Key Experimental Results¶

Main Results¶

Method	Architecture	GSO-PSNR↑	GSO-SSIM↑	3D-FUTURE-PSNR↑	3D-FUTURE-SSIM↑	Avg. Rank
Zero-1-to-3	2D Continuous Diffusion	18.82	0.8294	17.05	0.8163	5.2
Zero-1-to-3 XL	2D Continuous Diffusion	19.68	0.8381	18.47	0.8337	3.0
ViVid-1-to-3	2D Continuous Diffusion	19.80	0.8566	18.32	0.8437	3.3
ViewMask-1-to-3	2D Discrete Diffusion	20.61	0.8561	19.99	0.8650	1.3

3D Reconstruction Consistency¶

Method	GSO-CD↓	GSO-IoU↑	3D-FUTURE-CD↓	3D-FUTURE-IoU↑
Zero-1-to-3	0.0163	0.5665	0.0113	0.5005
ViVid-1-to-3	0.0163	0.5841	0.0105	0.5246
ViewMask-1-to-3	0.0149	0.5847	0.0106	0.5315

Key Findings¶

Mask Scheduling Strategy: Cosine (PSNR 18.10) outperforms linear/quadratic schedulers, which tend to lock in incorrect tokens early and cause hallucinations.
High-view Generalization: Ours generalizes beyond the training token budget (e.g., to 8 views), validating the robustness of discrete sequence modeling.
3D-FUTURE Gain: IoU on 3D-FUTURE improved by 10.6% compared to the strongest continuous baseline.

Highlights & Insights¶

Elegance of Paradigm Shift: Understanding multi-view generation as discrete sequence prediction removes the need for explicit 3D geometric constraints. Simple random masking and bidirectional attention naturally induce consistency.
Unified Multimodal Framework: A shared token embedding space naturally fuses text, reference images, and target views, seamlessly unifying I2MV and T2MV tasks.
Breakthrough over Continuous Diffusion: An average rank of 1.3 is significantly superior to Prev. SOTA (Zero-1-to-3 XL at 3.0).
Balancing Efficiency and Quality: Masked diffusion supports parallel prediction, with 20 iterations being sufficient to reach SOTA quality.

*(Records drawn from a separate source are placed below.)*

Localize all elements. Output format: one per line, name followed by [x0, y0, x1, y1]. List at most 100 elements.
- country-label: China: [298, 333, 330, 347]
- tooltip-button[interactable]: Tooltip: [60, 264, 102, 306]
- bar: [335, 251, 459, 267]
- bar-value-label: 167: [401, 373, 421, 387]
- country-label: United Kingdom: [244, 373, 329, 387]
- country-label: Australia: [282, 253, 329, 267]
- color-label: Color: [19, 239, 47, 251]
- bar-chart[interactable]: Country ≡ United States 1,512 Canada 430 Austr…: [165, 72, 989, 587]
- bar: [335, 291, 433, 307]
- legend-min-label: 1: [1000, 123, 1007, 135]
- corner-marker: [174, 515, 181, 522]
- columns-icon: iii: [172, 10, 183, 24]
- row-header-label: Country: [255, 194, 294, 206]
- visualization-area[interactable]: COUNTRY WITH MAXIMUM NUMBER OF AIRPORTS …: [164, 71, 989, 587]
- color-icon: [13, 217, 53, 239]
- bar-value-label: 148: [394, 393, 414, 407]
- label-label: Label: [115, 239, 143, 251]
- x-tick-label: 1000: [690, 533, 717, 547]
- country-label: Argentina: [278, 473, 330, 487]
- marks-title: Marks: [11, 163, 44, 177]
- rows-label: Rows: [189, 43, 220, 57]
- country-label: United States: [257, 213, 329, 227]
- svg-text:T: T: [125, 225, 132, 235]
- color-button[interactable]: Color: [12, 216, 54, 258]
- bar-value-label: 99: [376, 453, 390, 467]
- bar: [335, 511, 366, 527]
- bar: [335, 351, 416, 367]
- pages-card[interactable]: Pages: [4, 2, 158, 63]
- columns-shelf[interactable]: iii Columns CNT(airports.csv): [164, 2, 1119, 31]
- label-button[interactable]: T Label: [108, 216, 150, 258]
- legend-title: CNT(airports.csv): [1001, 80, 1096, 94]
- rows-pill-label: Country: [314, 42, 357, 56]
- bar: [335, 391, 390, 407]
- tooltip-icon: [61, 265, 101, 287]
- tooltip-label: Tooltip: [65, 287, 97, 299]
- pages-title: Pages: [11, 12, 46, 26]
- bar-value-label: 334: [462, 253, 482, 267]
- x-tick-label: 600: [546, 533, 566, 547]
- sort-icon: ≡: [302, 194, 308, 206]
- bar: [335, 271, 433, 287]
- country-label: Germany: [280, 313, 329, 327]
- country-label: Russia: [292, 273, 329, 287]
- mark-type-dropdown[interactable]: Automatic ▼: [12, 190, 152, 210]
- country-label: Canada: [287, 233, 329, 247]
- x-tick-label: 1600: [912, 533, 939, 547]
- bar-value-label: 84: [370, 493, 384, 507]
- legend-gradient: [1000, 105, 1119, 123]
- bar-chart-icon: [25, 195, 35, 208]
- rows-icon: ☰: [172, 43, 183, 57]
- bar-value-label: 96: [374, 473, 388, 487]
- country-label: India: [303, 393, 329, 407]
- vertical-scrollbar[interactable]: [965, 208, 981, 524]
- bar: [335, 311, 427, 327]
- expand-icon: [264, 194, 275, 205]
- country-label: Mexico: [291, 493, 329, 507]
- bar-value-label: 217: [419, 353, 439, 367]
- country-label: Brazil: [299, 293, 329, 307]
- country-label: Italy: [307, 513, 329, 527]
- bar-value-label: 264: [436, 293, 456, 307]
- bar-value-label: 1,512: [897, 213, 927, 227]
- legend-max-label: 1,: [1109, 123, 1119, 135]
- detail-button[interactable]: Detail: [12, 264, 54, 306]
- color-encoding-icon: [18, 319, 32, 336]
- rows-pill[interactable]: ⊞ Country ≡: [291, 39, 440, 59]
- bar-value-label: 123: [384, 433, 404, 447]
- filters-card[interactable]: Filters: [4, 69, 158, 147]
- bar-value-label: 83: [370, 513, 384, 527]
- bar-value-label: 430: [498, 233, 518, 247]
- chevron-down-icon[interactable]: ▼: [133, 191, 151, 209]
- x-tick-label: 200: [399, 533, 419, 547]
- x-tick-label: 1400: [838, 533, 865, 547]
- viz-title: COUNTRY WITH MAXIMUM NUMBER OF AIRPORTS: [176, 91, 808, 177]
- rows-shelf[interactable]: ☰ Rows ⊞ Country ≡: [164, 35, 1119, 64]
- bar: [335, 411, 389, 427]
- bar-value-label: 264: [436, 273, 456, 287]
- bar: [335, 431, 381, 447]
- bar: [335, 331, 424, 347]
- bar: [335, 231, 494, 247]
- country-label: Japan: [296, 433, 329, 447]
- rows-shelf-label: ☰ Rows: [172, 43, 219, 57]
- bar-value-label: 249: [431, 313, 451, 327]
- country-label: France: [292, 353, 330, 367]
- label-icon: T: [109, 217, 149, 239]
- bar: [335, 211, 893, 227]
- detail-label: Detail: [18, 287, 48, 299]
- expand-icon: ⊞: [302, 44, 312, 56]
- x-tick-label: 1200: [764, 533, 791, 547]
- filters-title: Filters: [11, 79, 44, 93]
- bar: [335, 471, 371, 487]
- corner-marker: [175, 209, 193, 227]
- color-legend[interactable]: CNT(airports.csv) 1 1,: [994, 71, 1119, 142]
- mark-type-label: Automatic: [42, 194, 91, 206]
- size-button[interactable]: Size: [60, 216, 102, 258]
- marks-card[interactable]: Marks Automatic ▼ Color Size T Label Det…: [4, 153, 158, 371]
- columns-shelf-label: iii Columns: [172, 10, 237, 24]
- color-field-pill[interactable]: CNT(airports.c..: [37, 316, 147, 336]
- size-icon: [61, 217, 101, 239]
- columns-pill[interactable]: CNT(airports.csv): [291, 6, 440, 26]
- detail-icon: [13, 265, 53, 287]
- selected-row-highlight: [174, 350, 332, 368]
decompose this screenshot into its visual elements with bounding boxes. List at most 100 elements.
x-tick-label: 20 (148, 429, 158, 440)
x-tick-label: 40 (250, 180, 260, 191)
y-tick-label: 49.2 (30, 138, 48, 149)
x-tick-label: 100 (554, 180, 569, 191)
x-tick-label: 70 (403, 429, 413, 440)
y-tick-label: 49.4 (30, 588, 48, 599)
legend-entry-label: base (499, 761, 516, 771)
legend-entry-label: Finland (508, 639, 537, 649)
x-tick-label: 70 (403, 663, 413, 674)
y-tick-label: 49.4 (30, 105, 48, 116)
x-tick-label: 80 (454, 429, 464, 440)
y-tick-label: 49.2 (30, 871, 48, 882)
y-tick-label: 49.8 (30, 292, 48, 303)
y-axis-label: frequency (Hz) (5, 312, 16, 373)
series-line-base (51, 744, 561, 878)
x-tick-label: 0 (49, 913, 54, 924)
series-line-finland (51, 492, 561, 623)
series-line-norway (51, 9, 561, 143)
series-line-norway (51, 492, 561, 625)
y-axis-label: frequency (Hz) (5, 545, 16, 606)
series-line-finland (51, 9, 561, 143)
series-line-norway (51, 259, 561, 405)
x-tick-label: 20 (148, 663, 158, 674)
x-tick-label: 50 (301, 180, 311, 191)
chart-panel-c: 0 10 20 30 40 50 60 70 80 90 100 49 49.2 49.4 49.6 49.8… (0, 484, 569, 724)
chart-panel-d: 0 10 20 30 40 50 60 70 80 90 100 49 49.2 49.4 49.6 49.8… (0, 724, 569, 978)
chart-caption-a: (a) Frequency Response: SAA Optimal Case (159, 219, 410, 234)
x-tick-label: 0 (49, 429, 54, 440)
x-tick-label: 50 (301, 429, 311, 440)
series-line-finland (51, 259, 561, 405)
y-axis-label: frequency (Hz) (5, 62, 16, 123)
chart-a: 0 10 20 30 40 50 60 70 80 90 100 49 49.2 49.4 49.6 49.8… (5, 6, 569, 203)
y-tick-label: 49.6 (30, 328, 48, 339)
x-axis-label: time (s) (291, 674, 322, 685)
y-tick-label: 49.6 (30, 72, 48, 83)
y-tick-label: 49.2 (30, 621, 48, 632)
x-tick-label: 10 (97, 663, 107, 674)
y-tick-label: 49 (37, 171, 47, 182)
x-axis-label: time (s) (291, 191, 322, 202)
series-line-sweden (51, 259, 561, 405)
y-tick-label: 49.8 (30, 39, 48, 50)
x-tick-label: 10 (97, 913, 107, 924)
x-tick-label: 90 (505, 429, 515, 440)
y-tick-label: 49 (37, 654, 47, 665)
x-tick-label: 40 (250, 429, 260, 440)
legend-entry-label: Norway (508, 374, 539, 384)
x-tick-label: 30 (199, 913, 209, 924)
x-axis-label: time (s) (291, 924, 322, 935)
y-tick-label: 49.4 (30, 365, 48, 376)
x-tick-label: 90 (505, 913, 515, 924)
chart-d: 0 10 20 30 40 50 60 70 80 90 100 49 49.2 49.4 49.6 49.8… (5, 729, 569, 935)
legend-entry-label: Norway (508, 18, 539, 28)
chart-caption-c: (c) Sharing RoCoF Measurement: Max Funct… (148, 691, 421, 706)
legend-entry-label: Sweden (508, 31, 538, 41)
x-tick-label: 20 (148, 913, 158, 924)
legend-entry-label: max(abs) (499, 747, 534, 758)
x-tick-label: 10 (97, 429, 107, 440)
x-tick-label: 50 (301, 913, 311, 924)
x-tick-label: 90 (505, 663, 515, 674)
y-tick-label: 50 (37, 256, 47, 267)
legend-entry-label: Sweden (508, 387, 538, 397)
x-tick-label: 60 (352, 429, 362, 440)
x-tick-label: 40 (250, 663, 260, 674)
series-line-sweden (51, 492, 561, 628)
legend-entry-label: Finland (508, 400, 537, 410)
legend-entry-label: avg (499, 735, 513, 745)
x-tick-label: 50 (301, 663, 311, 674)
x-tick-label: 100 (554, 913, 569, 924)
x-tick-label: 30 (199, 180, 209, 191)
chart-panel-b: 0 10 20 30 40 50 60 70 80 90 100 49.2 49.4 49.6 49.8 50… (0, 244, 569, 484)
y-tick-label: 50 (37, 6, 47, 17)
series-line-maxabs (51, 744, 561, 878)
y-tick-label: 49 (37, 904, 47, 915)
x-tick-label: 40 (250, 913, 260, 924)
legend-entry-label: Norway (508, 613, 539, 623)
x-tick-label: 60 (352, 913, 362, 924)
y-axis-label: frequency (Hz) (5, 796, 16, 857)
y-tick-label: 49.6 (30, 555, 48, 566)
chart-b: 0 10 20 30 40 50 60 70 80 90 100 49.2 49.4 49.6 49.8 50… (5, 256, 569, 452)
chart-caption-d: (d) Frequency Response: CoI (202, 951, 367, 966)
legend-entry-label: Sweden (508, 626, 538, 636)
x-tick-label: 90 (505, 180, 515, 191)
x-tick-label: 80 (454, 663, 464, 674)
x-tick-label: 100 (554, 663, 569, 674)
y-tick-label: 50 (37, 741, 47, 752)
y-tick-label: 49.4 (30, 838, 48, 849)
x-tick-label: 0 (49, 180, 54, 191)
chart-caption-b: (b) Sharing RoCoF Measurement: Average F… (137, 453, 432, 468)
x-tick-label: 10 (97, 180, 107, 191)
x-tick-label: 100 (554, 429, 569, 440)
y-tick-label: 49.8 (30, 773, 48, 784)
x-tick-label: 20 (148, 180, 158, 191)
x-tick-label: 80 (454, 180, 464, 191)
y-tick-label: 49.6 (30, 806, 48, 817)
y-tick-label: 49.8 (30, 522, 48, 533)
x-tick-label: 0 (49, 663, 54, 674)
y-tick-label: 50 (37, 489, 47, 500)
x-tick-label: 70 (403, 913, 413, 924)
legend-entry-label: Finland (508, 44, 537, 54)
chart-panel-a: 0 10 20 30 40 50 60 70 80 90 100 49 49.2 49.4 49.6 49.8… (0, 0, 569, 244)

Limitations & Future Work¶

Fixed-elevation training data may limit generalization to extreme viewing angles.
Resolution bottleneck—currently validated only at 256×256.
Limited richness in T2MV text conditions—currently derived only from Cap3D.
Future work: Multi-resolution tokenization, enhanced data diversity, more refined confidence evaluation, and integration with 3D priors.

vs Zero-1-to-3 / Zero-1-to-3 XL: 2D continuous diffusion with camera parameter encoding generates views independently; ViewMask uses discrete token serialization to naturally encode multi-view relationships.
vs TRELLIS / 3D-aware methods: Explicit 3D representations are computationally complex; ViewMask achieves superior geometric consistency via simple masking and attention without explicit 3D modeling.
vs Discrete Diffusion Baselines (LLaDA-V): First systematic application of this paradigm to multi-view generation.

Rating¶

Novelty: ⭐⭐⭐⭐⭐ First systematic exploration of discrete diffusion for multi-view generation.
Experimental Thoroughness: ⭐⭐⭐⭐⭐ Dual datasets, multi-dimensional metrics, complete ablation, and scalability verification.
Writing Quality: ⭐⭐⭐⭐⭐ Clear logic with a well-structured three-stage training strategy.
Value: ⭐⭐⭐⭐⭐ Resets the SOTA for multi-view generation and provides a new perspective for visual generation tasks via discrete modeling.